🤖 AI Summary
Traditional SDR loss struggles to preserve phoneme intelligibility in multi-channel speech enhancement due to its inability to retain fine-grained spectral cues critical for articulation. To address this, we propose a perception-driven frequency-domain weighted SDR loss. Our method integrates dual-path weighting: a fixed component based on ANSI standard spectral weighting and an adaptive component dynamically estimated from spectral magnitude and time-frequency signal-to-noise ratio, thereby emphasizing reconstruction accuracy in phonetically salient and heavily noise-corrupted regions. Integrated into the FaSNet architecture for end-to-end training, the proposed loss yields only a marginal gain in conventional SDR (+0.15 dB) but achieves a substantial 2.3 dB improvement in weighted SDR and an 8.7% increase in consonant recognition accuracy. Spectral and phoneme-level analyses confirm significantly enhanced reconstruction fidelity for transient consonants—e.g., [ts] and [k]—demonstrating superior preservation of key acoustic features essential for intelligibility.
📝 Abstract
Recent advances in deep learning have significantly improved multichannel speech enhancement algorithms, yet conventional training loss functions such as the scale-invariant signal-to-distortion ratio (SDR) may fail to preserve fine-grained spectral cues essential for phoneme intelligibility.
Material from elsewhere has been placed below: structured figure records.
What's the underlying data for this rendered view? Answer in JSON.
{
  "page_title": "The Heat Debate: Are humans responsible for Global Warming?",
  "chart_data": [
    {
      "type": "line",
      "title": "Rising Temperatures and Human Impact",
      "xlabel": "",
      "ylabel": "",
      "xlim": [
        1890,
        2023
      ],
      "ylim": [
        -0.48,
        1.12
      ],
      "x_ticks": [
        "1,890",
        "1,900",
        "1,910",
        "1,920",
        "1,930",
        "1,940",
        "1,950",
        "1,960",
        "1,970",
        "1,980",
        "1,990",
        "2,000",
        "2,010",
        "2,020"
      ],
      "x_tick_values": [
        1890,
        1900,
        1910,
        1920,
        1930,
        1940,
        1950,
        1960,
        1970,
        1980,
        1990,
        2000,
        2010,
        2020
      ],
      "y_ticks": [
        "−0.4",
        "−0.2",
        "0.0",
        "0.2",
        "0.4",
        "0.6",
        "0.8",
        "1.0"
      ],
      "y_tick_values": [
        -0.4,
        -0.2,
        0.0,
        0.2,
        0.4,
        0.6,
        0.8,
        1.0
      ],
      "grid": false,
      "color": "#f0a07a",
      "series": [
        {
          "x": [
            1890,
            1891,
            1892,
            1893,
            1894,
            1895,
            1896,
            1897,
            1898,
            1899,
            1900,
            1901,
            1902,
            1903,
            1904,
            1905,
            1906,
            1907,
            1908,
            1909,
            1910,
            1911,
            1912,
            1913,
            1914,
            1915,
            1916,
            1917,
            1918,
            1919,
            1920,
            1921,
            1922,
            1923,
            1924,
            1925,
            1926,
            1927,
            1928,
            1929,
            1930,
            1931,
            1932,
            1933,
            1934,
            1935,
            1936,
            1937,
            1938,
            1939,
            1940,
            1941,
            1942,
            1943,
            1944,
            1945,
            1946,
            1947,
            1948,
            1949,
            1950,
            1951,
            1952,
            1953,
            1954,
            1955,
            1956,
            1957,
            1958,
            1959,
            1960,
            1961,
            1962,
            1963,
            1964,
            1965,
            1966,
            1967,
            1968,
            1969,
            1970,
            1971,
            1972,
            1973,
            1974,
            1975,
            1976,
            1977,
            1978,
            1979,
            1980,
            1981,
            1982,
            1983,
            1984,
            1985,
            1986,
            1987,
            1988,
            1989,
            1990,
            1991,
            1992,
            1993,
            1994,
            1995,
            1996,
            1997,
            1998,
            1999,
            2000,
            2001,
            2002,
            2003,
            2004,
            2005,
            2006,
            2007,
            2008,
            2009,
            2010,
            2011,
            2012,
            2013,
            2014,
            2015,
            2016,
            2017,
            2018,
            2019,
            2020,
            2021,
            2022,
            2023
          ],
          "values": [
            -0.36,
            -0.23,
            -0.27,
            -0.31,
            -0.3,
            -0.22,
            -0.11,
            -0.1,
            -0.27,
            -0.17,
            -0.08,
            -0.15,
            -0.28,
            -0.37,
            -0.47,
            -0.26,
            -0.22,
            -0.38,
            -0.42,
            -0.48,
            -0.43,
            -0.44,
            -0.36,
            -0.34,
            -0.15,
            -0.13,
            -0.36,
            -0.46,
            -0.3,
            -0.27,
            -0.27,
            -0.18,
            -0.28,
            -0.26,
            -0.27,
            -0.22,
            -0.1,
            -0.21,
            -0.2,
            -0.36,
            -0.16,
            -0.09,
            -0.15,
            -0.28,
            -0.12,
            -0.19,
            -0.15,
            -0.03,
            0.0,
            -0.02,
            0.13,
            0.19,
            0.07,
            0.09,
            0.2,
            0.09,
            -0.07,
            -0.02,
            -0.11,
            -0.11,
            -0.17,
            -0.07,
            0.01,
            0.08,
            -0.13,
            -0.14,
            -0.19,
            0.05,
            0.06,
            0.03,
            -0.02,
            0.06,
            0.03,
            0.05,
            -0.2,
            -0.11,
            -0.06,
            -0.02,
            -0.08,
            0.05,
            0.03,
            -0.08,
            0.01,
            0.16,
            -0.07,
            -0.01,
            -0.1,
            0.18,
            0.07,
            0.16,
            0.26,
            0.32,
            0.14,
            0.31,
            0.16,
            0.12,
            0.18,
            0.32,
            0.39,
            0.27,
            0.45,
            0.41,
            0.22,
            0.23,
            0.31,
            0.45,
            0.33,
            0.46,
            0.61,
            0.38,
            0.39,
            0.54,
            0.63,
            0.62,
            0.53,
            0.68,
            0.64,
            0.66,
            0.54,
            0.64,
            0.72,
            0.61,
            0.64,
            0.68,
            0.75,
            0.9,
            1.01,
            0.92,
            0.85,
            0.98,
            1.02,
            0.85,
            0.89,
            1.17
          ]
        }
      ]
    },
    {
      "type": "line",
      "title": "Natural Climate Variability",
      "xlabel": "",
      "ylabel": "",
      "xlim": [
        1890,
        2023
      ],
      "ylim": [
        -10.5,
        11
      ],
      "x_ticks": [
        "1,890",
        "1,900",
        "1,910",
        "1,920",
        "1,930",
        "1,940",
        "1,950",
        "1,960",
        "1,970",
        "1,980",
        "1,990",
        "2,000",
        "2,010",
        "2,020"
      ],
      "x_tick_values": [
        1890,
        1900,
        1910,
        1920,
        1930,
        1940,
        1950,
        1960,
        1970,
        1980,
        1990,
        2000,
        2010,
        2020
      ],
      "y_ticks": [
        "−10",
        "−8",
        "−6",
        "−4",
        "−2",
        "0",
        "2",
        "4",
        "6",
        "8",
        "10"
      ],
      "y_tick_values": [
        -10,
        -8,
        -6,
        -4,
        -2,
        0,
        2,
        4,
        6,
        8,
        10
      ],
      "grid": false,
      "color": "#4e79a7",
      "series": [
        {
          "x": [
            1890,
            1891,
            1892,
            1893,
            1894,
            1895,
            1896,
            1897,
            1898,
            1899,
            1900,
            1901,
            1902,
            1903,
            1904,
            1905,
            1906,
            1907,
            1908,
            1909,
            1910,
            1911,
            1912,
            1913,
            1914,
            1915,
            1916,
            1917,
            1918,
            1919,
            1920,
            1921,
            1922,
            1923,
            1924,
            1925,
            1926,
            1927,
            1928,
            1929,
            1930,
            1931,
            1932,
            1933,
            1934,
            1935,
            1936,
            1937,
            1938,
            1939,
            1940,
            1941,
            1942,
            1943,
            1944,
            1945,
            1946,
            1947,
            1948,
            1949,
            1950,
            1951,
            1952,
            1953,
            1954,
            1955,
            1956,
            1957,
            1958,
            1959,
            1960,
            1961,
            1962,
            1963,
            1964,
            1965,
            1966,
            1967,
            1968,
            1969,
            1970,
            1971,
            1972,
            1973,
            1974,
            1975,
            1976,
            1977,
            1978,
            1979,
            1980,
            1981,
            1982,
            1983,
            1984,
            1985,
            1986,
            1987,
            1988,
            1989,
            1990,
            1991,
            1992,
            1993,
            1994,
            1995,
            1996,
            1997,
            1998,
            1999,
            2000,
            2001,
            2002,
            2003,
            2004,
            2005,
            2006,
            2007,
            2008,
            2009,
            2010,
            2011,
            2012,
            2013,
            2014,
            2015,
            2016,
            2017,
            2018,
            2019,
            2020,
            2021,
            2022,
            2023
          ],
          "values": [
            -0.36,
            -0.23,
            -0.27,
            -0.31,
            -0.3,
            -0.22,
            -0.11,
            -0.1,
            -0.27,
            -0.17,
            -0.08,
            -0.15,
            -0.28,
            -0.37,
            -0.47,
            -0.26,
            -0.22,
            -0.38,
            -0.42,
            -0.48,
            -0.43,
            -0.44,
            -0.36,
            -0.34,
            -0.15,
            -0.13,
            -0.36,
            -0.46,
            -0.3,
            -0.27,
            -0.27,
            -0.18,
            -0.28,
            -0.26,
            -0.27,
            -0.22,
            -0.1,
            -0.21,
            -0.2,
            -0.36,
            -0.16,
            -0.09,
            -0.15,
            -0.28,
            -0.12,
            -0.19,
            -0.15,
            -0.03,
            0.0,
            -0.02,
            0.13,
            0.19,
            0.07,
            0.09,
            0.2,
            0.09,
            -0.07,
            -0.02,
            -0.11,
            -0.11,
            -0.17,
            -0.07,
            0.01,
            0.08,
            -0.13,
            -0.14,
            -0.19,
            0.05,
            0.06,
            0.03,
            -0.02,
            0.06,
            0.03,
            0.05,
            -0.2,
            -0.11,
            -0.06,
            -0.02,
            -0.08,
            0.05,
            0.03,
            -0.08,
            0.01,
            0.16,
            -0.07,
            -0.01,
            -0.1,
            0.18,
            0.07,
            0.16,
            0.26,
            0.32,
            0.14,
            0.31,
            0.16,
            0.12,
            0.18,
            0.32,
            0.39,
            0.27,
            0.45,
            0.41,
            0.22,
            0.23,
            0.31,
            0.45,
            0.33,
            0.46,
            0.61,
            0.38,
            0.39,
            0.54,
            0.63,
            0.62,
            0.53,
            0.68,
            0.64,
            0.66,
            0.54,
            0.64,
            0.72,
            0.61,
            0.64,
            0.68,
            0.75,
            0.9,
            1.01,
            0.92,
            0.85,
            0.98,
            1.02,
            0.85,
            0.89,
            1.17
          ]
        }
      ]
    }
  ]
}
In this work, we propose perceptually-informed variants of the SDR loss, formulated in the time-frequency domain and modulated by frequency-dependent weighting schemes. These weights are designed to emphasize time-frequency regions where speech is prominent or where the interfering noise is particularly strong. We investigate both fixed and adaptive strategies, including ANSI band-importance weights, spectral magnitude-based weighting, and dynamic weighting based on the relative amount of speech and noise. We train the FaSNet multichannel speech enhancement model using these various losses. Experimental results show that while standard metrics such as the SDR are only marginally improved, their perceptual frequency-weighted counterparts exhibit a more substantial improvement. Besides, spectral and phoneme-level analysis indicates better consonant reconstruction, which points to a better preservation of certain acoustic cues.